Wochenlang haben Sie uns erzählt, über die Genehmigung einer Schule entscheide ausschließlich die Landesschulbehörde. Stimmt, wissen wir. Sie verschweigen aber, dass die Behörde tatsächlich
nur dann genehmigen kann, wenn ein geeigneter Standort nachgewiesen wird. Dieses Genehmigungshemmnis soll mit dieser Beschlussvorlage abgeräumt und damit die Einrichtung einer evangelikalen Bekenntnisschule pro-aktiv unterstützt werden - eine schwerwiegende Entscheidung, die nicht nur die Schullandschaft auf Jahrzehnte prägen würde.

Und die deshalb eigentlich (!) zunächst einmal eine umfassende Debatte im zuständigen Schulausschuss erfordert hätte.

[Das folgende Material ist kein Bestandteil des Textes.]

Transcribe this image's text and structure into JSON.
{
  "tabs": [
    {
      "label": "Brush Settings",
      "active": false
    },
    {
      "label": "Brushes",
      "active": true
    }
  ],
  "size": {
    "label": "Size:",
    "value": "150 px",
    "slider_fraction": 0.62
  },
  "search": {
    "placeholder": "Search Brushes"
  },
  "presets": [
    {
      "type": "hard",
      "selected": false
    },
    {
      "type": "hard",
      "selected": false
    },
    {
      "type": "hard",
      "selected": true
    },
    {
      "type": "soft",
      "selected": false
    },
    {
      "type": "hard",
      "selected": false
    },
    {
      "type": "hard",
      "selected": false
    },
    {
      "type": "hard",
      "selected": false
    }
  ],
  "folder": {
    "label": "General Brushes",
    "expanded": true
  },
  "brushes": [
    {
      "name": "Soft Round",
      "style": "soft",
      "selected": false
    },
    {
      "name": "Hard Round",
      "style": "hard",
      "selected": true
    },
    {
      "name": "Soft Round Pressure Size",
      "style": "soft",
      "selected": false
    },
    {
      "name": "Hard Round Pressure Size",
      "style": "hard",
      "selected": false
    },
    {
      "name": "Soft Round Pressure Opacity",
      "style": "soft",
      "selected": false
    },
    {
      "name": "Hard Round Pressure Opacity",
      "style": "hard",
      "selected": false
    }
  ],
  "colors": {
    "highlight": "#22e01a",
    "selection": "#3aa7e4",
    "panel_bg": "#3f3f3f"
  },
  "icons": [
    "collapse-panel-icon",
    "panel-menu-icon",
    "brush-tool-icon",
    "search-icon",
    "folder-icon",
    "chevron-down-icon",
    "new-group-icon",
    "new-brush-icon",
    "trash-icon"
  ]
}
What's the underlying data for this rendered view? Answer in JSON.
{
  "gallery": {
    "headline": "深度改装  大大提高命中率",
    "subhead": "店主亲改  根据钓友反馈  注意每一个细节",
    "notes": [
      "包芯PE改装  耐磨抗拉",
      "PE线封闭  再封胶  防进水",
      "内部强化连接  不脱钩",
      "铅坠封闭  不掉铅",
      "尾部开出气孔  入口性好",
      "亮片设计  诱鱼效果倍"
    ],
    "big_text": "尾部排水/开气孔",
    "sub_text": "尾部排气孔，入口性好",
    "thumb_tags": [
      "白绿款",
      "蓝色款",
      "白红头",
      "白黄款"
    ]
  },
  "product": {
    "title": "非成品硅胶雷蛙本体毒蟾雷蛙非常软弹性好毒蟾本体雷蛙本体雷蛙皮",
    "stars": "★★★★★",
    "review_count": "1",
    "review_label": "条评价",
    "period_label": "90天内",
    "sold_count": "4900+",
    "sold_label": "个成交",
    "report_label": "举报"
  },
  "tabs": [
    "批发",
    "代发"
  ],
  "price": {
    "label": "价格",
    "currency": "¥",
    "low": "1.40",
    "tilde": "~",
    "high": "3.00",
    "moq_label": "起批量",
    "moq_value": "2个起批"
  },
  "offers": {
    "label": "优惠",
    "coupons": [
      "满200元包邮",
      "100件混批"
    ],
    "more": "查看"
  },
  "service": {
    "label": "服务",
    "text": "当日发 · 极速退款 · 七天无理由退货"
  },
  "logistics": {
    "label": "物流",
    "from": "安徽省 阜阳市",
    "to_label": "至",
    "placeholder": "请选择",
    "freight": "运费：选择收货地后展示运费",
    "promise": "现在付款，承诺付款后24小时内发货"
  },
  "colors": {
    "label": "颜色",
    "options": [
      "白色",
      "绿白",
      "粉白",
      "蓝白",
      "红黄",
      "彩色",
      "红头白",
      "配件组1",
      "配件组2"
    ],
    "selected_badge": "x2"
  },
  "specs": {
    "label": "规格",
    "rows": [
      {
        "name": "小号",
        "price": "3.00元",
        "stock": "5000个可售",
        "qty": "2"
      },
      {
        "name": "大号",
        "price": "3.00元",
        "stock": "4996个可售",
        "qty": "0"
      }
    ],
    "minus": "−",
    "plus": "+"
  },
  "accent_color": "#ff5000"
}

Dass das bislang nicht passiert ist, nährt den Verdacht, dass hier ruck-zuck und mit der Brechstange vollendete Tatsachen geschaffen werden sollten – in wessen Interesse auch immer. Inzwischen haben aber ja wohl einige in Ihren Reihen gemerkt, dass dieses wahltaktische Manöver nach hinten losgegangen ist.

Reden wir also über die Sache. Was ist geplant?

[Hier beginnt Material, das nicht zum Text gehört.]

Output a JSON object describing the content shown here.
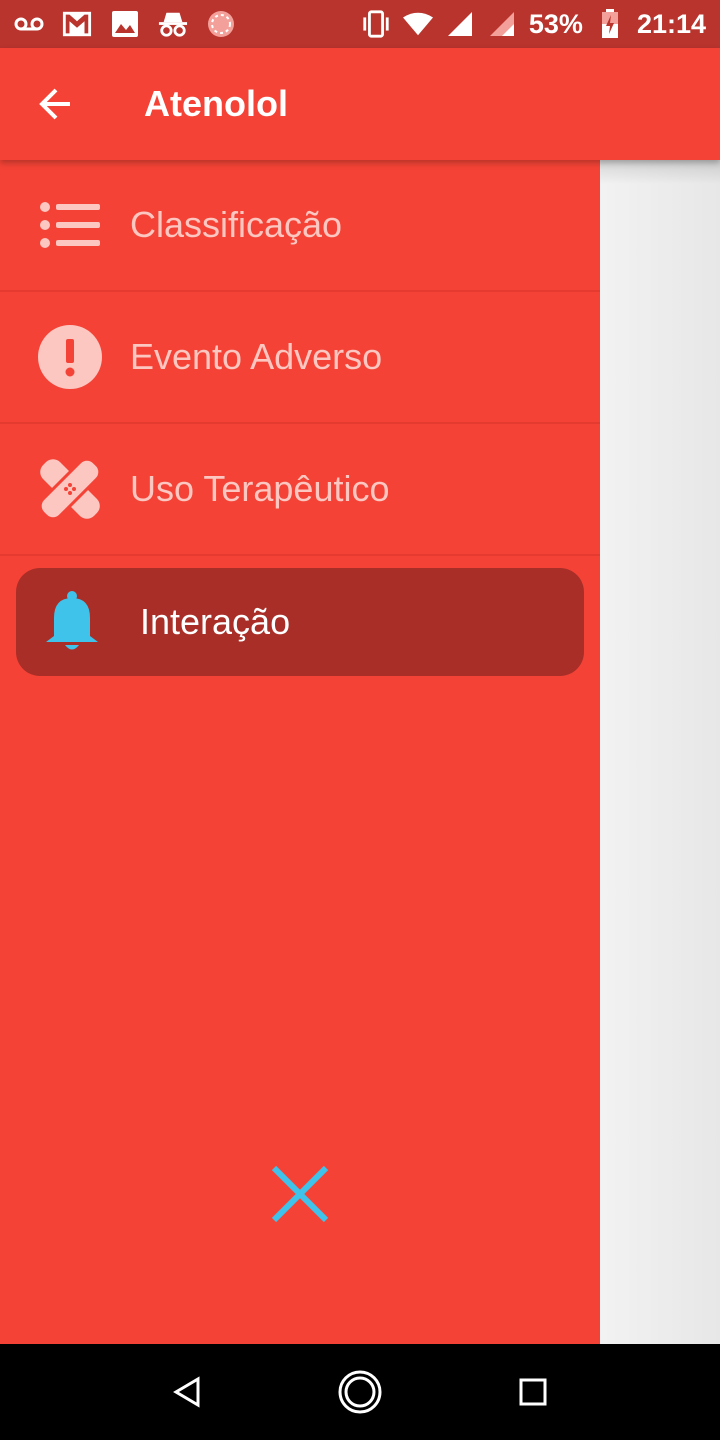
{
  "status_bar": {
    "battery": "53%",
    "time": "21:14",
    "icons_left": [
      "voicemail-icon",
      "gmail-icon",
      "image-icon",
      "incognito-icon",
      "pinwheel-icon"
    ],
    "icons_right": [
      "vibrate-icon",
      "wifi-icon",
      "signal-icon",
      "signal-icon",
      "battery-icon"
    ]
  },
  "app_bar": {
    "title": "Atenolol",
    "back_icon": "arrow-left-icon"
  },
  "drawer": {
    "items": [
      {
        "label": "Classificação",
        "icon": "list-icon",
        "active": false
      },
      {
        "label": "Evento Adverso",
        "icon": "alert-circle-icon",
        "active": false
      },
      {
        "label": "Uso Terapêutico",
        "icon": "bandage-icon",
        "active": false
      },
      {
        "label": "Interação",
        "icon": "bell-icon",
        "active": true
      }
    ],
    "close_icon": "close-icon"
  },
  "colors": {
    "primary": "#f44336",
    "status_bar": "#b9342d",
    "active_item_bg": "#a92e28",
    "inactive_text": "#fcc6c1",
    "accent": "#3fc3ea"
  },
  "nav_bar": {
    "buttons": [
      "back-triangle-icon",
      "home-circle-icon",
      "recents-square-icon"
    ]
  }
}
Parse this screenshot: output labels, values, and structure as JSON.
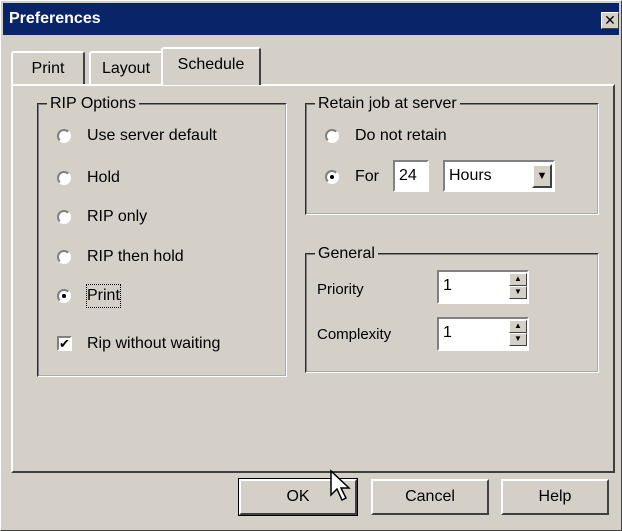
{
  "window": {
    "title": "Preferences",
    "close_symbol": "✕"
  },
  "tabs": [
    {
      "label": "Print"
    },
    {
      "label": "Layout"
    },
    {
      "label": "Schedule",
      "active": true
    }
  ],
  "rip_options": {
    "legend": "RIP Options",
    "options": [
      {
        "label": "Use server default",
        "selected": false
      },
      {
        "label": "Hold",
        "selected": false
      },
      {
        "label": "RIP only",
        "selected": false
      },
      {
        "label": "RIP then hold",
        "selected": false
      },
      {
        "label": "Print",
        "selected": true
      }
    ],
    "rip_without_waiting": {
      "label": "Rip without waiting",
      "checked": true,
      "mark": "✔"
    }
  },
  "retain": {
    "legend": "Retain job at server",
    "do_not_retain": {
      "label": "Do not retain",
      "selected": false
    },
    "for": {
      "label": "For",
      "selected": true,
      "value": "24",
      "unit": "Hours"
    }
  },
  "general": {
    "legend": "General",
    "priority": {
      "label": "Priority",
      "value": "1"
    },
    "complexity": {
      "label": "Complexity",
      "value": "1"
    }
  },
  "buttons": {
    "ok": "OK",
    "cancel": "Cancel",
    "help": "Help"
  },
  "glyphs": {
    "spin_up": "▲",
    "spin_down": "▼",
    "dropdown": "▼"
  }
}
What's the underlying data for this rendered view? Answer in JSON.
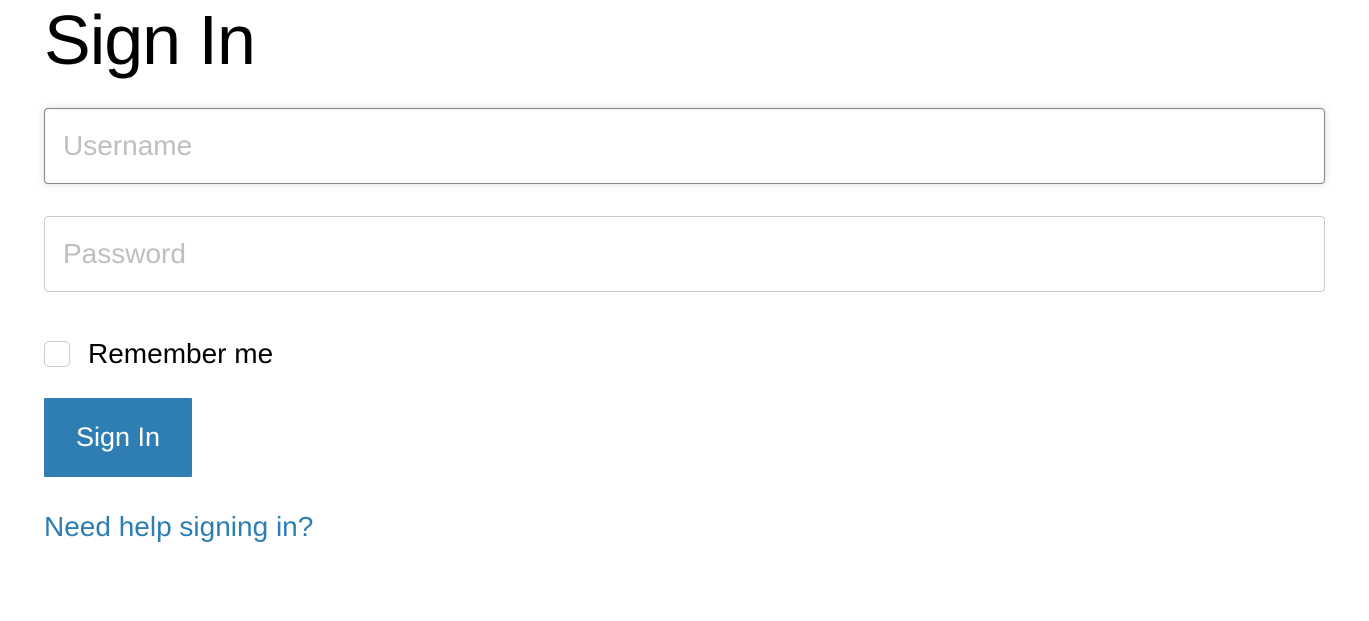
{
  "page": {
    "title": "Sign In"
  },
  "form": {
    "username": {
      "placeholder": "Username",
      "value": ""
    },
    "password": {
      "placeholder": "Password",
      "value": ""
    },
    "remember": {
      "label": "Remember me",
      "checked": false
    },
    "submit": {
      "label": "Sign In"
    },
    "help": {
      "label": "Need help signing in?"
    }
  }
}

Den Antragstellern zufolge gibt es in fünf (!) Gemeinden in der Region eine große Nachfrage nach einer evangelikal geprägten Bekenntnisschule. Eng verbunden sei ihre Initiative mit der örtlichen
pfingstkichlich geprägten Freien Evangeliums Christengemeinde, die der gleichnamigen Bruderschaft angehört und rund 2.200 Mitglieder zählt. Diese seien überwiegend Aussiedler aus der früheren Sowjetunion und hätten ethisch-moralische Vorstellungen aus ihren Heimatländern mitgebracht, die erhalten und weiterentwickelt werden sollen.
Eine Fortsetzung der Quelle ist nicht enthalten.